Pois bem, os representantes do mercado financeiro brasileiro, sabidamente conservadores e muito pouco preocupados com causas sociais, começam a viver seu momento de escolha para as eleições deste ano. À medida que a cada dia fica mais claro o fracasso em construir a chamada terceira via, restou decidir o que para eles representa o “menos ruim”. E o vencedor da disputa entre Lula e Bolsonaro é o primeiro. Por que?

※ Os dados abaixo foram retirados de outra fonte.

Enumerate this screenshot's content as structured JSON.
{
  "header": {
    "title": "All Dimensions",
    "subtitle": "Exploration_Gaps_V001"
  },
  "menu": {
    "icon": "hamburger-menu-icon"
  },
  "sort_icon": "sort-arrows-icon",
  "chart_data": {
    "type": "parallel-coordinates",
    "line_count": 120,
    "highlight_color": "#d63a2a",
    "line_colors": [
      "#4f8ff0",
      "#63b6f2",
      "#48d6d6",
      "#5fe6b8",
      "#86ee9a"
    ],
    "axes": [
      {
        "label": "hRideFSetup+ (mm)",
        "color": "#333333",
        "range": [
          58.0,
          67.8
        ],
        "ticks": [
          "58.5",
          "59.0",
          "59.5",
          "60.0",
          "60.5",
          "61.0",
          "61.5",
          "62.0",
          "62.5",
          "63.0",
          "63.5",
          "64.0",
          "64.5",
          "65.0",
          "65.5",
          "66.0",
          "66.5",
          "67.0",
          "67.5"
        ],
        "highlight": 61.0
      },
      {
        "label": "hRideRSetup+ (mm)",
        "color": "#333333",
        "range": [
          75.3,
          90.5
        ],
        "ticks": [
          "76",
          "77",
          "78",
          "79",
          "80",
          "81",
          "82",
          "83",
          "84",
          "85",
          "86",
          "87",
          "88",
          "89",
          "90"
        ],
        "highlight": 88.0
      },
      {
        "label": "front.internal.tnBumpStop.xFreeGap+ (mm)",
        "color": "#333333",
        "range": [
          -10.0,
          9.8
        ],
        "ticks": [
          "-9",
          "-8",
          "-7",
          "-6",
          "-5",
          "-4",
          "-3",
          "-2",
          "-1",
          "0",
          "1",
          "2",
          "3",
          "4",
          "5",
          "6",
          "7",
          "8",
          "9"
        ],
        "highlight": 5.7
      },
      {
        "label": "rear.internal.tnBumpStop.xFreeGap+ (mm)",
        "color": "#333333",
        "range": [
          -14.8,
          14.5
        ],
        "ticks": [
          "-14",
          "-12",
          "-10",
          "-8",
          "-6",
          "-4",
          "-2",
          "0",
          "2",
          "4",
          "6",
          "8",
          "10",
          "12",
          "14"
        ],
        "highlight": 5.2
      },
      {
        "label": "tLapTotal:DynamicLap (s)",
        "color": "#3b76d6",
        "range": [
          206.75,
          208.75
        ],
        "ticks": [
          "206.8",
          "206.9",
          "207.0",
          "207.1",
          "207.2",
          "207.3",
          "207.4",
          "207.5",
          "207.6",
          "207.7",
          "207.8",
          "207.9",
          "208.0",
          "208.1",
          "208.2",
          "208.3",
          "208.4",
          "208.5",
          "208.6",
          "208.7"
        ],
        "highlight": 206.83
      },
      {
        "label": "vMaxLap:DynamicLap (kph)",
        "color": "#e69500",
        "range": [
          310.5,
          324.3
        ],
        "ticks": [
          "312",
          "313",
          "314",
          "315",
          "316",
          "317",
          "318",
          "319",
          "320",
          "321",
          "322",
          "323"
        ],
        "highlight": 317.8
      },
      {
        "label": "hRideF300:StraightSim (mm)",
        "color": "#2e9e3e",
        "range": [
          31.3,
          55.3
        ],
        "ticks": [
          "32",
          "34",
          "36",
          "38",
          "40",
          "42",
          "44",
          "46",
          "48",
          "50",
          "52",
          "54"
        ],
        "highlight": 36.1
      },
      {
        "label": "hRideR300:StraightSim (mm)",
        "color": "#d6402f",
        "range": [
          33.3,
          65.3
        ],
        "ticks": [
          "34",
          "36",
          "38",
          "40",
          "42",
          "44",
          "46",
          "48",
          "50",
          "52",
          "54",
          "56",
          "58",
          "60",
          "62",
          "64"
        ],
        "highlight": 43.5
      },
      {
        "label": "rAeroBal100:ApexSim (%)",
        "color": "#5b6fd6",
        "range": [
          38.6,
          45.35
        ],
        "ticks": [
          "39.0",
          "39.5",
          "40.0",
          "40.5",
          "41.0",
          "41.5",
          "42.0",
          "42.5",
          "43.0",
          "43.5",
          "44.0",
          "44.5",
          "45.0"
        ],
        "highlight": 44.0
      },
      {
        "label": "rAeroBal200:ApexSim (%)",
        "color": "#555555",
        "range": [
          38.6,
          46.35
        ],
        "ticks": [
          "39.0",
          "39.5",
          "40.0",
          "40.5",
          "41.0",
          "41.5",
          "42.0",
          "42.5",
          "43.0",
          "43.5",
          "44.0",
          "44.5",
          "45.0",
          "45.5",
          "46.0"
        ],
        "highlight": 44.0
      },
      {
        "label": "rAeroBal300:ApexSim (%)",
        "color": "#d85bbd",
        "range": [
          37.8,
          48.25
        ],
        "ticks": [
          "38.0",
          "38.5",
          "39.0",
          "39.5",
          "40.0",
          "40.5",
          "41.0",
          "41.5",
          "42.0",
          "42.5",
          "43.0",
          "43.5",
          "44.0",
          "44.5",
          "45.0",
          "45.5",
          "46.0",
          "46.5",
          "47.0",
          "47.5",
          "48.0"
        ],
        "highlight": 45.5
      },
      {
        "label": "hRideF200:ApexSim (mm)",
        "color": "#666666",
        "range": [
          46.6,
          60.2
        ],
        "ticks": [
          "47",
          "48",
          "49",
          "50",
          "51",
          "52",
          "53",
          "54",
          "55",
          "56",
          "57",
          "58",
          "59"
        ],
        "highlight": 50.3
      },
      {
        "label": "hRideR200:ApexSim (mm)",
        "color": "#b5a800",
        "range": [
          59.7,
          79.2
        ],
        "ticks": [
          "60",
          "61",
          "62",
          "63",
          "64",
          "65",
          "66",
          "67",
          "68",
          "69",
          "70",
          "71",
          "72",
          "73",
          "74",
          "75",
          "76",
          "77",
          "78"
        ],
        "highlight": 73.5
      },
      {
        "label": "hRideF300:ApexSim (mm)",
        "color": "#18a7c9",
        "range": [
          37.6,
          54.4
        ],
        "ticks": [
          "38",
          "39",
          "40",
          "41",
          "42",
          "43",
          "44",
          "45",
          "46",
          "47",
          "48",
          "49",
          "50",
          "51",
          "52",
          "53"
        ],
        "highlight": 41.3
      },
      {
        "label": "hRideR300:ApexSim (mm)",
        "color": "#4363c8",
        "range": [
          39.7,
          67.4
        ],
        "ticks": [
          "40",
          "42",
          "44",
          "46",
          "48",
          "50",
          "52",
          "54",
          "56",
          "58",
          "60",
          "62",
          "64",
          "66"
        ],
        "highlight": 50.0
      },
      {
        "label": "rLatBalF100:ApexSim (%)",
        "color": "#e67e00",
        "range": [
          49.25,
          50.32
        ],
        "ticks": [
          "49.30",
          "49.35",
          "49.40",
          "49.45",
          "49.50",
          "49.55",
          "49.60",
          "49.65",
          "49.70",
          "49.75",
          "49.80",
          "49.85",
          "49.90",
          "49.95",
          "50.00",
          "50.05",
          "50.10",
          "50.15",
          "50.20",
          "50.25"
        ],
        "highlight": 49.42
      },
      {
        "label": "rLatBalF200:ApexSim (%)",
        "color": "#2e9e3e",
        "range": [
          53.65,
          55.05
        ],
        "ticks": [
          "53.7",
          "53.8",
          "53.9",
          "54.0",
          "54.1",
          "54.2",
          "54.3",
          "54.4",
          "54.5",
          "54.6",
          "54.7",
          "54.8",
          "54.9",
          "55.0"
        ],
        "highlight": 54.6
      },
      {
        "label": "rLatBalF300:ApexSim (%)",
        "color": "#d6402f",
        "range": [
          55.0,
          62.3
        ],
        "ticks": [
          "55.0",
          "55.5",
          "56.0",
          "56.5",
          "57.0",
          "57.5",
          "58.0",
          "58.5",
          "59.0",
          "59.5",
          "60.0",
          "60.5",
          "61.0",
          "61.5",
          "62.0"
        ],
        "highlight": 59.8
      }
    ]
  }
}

A resposta depende de várias dimensões, desde as propostas sobre como lidar com o capital estrangeiro – produtivo e financeiro –, questões tributárias, grau de liberdade e facilidade para fazer negócios, participação do Estado na economia, até o trato das questões fiscais, um dos temas considerados mais delicados pelo sistema financeiro para o equacionamento da política econômica. Fixemo-nos no fiscal. Para o sistema financeiro, a ideia de um manejo responsável das contas públicas e de um planejamento de médio prazo da relação dívida/PIB é pedra angular do futuro da economia brasileira. E, neste momento, quem promete o melhor equacionamento – ou “menos ruim” – é Lula.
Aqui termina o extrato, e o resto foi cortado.